Je ne sus deviner son expression derrière son visage de marbre et les lunettes de soleil qui lui cachait les yeux. Je ne savais d'ailleurs pas pourquoi il en avait, il n'avait pas de soleil et ce, depuis belle lurette déjà.

Comprenant que je ne voulait pas qu'il me touche, l'inconnu me laissa monter seule sur le cheval. Il fit de même lorsque je fus bien stable.
Une fois tout paré, il donna un léger coup de talon pour que notre monture se mette au galop.

Je croyais qu'il m'emmenait au château ou à tout autre endroit en lien avec la royauté. Alors je fus bien surprise lorsqu'il fit dévier l'animal vers la forêt.
Sentiers, après sentiers, l'homme fit arrêter le cheval devant une maisonette en rondins. Il descendit et m'invita à faire de même.
Aucun mot ne fut prononcé, tout comme l'avait été le trajet, d'ailleurs.

L'inconnu entra dans la maisonette sans gêne, alors que je me contenta de l'attendre à l'extérieur, les bras croisés. Peut-être avait-il besoin de quelque chose ici?
Au bout de quelques minutes, l'homme passa une tête dans l'embrasure de porte.
"Tu ne viens pas? " me lança-t-il nonchalamment.
J'écarquilla les yeux et me dirigea lentement dans la petite maison. Était-ce l'endroit où il vivait?

Lorsque j'entra, il me fit faire le tour, qui n'était pas bien long. Le tout était constitué d'une cuisine avec un poêle à bois, une table et une chaise, un ancien placard qui servait de garde-manger, deux petites chambres et une pièce avec une toilette et un petit évier.
L'homme avait encore ses lunettes de soleil et son grand chapeau. Par contre, il avait troqué son uniforme royal pour un simple chandail à manches courtes noir et un jean.
Il mit de l'eau à bouillir sur le poêle et me lança un regard.
"Il te faut d'autre vêtements." dit-il tout bas.
Sa voix était surprenament grave. Je ne m'y attendait pas.
Il revint avec une pile de tissus qu'il me tendit. Je les pris et entra dans la première chambre à ma gauche.
J'enleva le haillon que Daniel et Marie-Beth me faisaient porter et mis le chandail à manches courtes blanc, le jean et les Converses noirs que l'inconnu m'avait donné. Toutefois, je garda le foulard qui cachait mes cheveux.

Lorsque je revint dans la pièce principale, il était assis à la table, sirotant une tasse de thé. J'arriva lentement à sa hauteur et il me demanda, sans lever le nez de son breuvage, quel était mon nom.
Daniel ne m'avait pas habitué à répondre lorsqu'on m'adressait la parole, alors je baissa la tête.

- Tu peux parler maintenant, tu sais.
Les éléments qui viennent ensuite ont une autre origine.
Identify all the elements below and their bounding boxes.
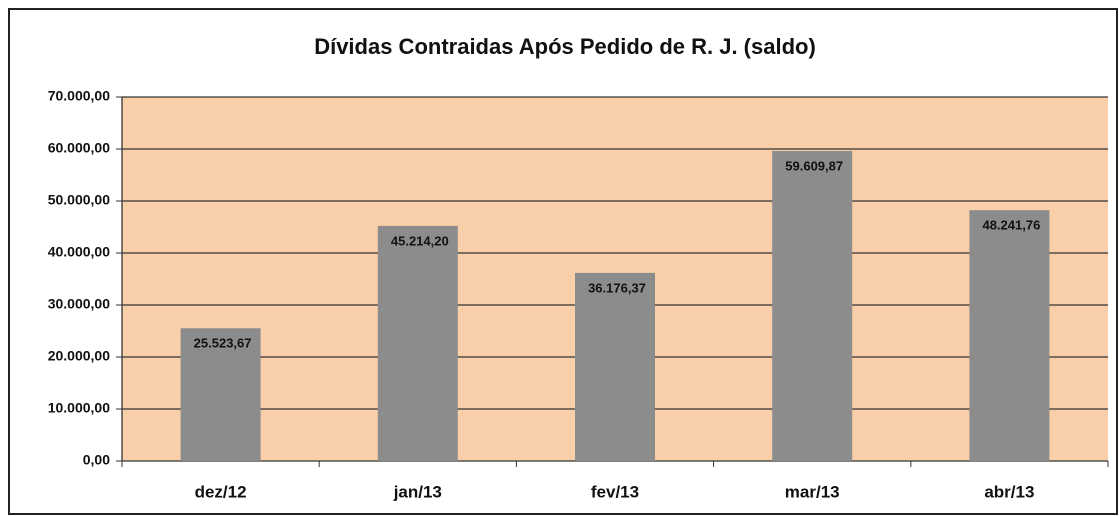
bar [377, 225, 458, 461]
value-label: 36.176,37 [588, 280, 646, 295]
y-tick-label: 20.000,00 [48, 348, 110, 364]
y-tick-label: 40.000,00 [48, 244, 110, 260]
x-tick-label: abr/13 [984, 482, 1034, 501]
value-label: 59.609,87 [785, 158, 843, 173]
y-tick-label: 60.000,00 [48, 140, 110, 156]
value-label: 25.523,67 [194, 336, 252, 351]
x-tick-label: fev/13 [591, 482, 639, 501]
y-tick-label: 70.000,00 [48, 88, 110, 104]
y-tick-label: 30.000,00 [48, 296, 110, 312]
bar [180, 328, 261, 461]
y-tick-label: 50.000,00 [48, 192, 110, 208]
chart-title: Dívidas Contraidas Após Pedido de R. J. … [314, 34, 816, 59]
x-tick-label: dez/12 [195, 482, 247, 501]
bar [969, 210, 1050, 461]
value-label: 48.241,76 [982, 218, 1040, 233]
bar [772, 151, 853, 461]
value-label: 45.214,20 [391, 233, 449, 248]
x-tick-label: mar/13 [785, 482, 840, 501]
x-tick-label: jan/13 [393, 482, 442, 501]
y-tick-label: 0,00 [83, 452, 110, 468]
y-tick-label: 10.000,00 [48, 400, 110, 416]
bar [575, 272, 655, 461]
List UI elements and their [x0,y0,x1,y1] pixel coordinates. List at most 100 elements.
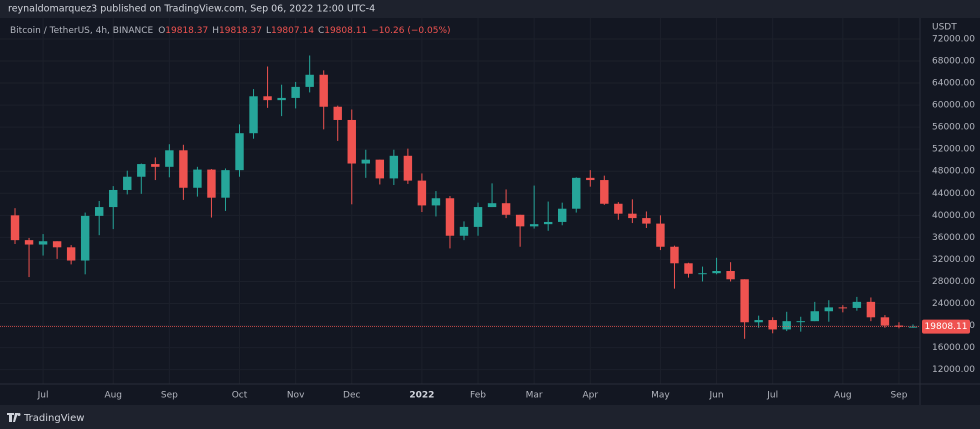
y-tick-label: 56000.00 [932,123,975,133]
brand-logo [7,413,21,422]
chart-panel [0,18,980,405]
candle-body [656,223,665,247]
legend-label: C [318,26,324,36]
candle-body [586,177,595,181]
x-tick-label: Feb [470,391,486,401]
candle-body [529,224,539,227]
legend-change: −10.26 (−0.05%) [371,26,450,36]
legend-value: 19818.37 [165,26,208,36]
y-tick-label: 60000.00 [932,101,975,111]
y-tick-label: 36000.00 [932,233,975,243]
candle-body [165,150,174,167]
candle-body [207,169,216,198]
candle-body [66,247,76,261]
x-tick-label: Jul [766,391,778,401]
candle-body [880,317,890,326]
candle-body [277,97,286,101]
candle-body [375,159,385,179]
candle-body [698,273,707,275]
candle-body [403,155,413,181]
candle-body [94,207,104,216]
candle-body [796,321,805,323]
candle-body [389,155,399,179]
candle-body [670,246,679,264]
legend-value: 19808.11 [324,26,367,36]
x-tick-label: Sep [161,391,178,401]
candle-body [866,301,876,318]
x-tick-label: Mar [526,391,543,401]
candle-body [628,213,637,219]
candle-body [151,164,160,167]
candle-body [38,241,48,245]
plot [0,55,920,339]
legend-label: O [158,26,165,36]
candle-body [249,96,258,134]
candle-body [179,150,188,188]
candle-body [908,326,918,328]
x-tick-label: Jul [37,391,49,401]
candle-body [445,198,455,236]
x-tick-label: May [651,391,670,401]
candle-body [319,74,328,107]
legend: Bitcoin / TetherUS, 4h, BINANCE O19818.37… [10,26,451,36]
candle-body [80,215,90,261]
candle-body [221,170,230,198]
legend-label: L [266,26,271,36]
candle-body [10,215,20,241]
candle-body [263,96,272,101]
candle-body [684,263,693,274]
y-tick-label: 28000.00 [932,277,975,287]
legend-value: 19818.37 [219,26,262,36]
candle-body [487,203,497,208]
x-tick-label: Jun [709,391,724,401]
candle-body [600,180,609,204]
candle-body [333,106,342,120]
candle-body [894,325,904,327]
candle-body [137,164,146,177]
candle-body [347,119,356,164]
candle-body [642,218,651,224]
candle-body [305,74,314,87]
legend-value: 19807.14 [271,26,314,36]
candle-body [235,133,244,171]
last-price-box [922,319,970,334]
candle-body [193,169,202,188]
candle-body [123,176,132,190]
x-tick-label: Apr [582,391,598,401]
legend-label: H [212,26,219,36]
y-unit: USDT [932,23,957,33]
candle-body [782,321,791,330]
last-price-label: 19808.11 [925,322,968,332]
candle-body [459,226,469,236]
candle-body [417,180,427,206]
x-tick-label: Dec [343,391,360,401]
y-tick-label: 16000.00 [932,343,975,353]
y-tick-label: 40000.00 [932,211,975,221]
candle-body [614,203,623,214]
candle-body [431,198,441,206]
candle-body [473,207,483,227]
y-tick-label: 44000.00 [932,189,975,199]
candle-body [291,86,300,98]
candle-body [501,203,511,215]
y-tick-label: 32000.00 [932,255,975,265]
axes: 12000.0016000.0020000.0024000.0028000.00… [37,34,976,400]
y-tick-label: 12000.00 [932,365,975,375]
brand-name: TradingView [23,413,84,424]
x-tick-label: Nov [287,391,305,401]
candle-body [558,208,567,222]
legend-symbol: Bitcoin / TetherUS, 4h, BINANCE [10,26,154,36]
candle-body [109,189,118,208]
candle-body [361,159,370,164]
y-tick-label: 64000.00 [932,79,975,89]
y-tick-label: 68000.00 [932,56,975,66]
y-tick-label: 24000.00 [932,299,975,309]
publish-header: reynaldomarquez3 published on TradingVie… [8,4,375,15]
candle-body [726,271,735,280]
x-tick-label: Sep [890,391,907,401]
candle-body [24,240,34,245]
candle-body [810,311,819,322]
x-tick-label: Aug [104,391,122,401]
candle-body [515,214,525,227]
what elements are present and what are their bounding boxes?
Je ne te ferai aucun mal.

J'inspira silencieusement et souffla un petit "Raven" comme réponse.

- J'aimerais que tu me regardes dans les yeux quand tu me parles.

Je leva lentement la tête, m'attendant à rencontrer ses lunettes de soleil, mais je fis face à encore pire que cela.

Deux yeux bleus perçants me fixaient.

Je me figea et mon coeur s'arrêta pendant un millième de seconde.

"Q-qui es-tu?" dis-je, les yeux écarquillés.

- "Appelle-moi Killer" dit-il, avec un sourire en coin.

Je me souvenus alors d'un conte que ma mère me lisait lorsque j'était enfant. La légende de Killer. Mais je souvenus également que ma mère le décrivait avec des cheveux pas ordinaires, donc cet homme ne pouvait pas être celui qu'il prétendait.

"Non... Ça ne se peut pas." déclarais-je, soudainement sûre de moi. Je ne savais pas d'où venait cet élan de confiance, mais il me plaisait bien. Peut-être la confiance que Daniel s'obstinait à me faire oublier.

Avec un regard amusé, le sois-disant Killer enleva son chapeau laissant libres ses cheveux qui lui arrêtaient au-dessus des épaules.

Des cheveux noirs comme l'ébène.

Mon coeur s'arrêta réellement, cette fois-ci. Je m'écroula de tout mon long sur le sol et mon foulard céda pendant ma chute. Libérant ainsi, mes cheveux noirs.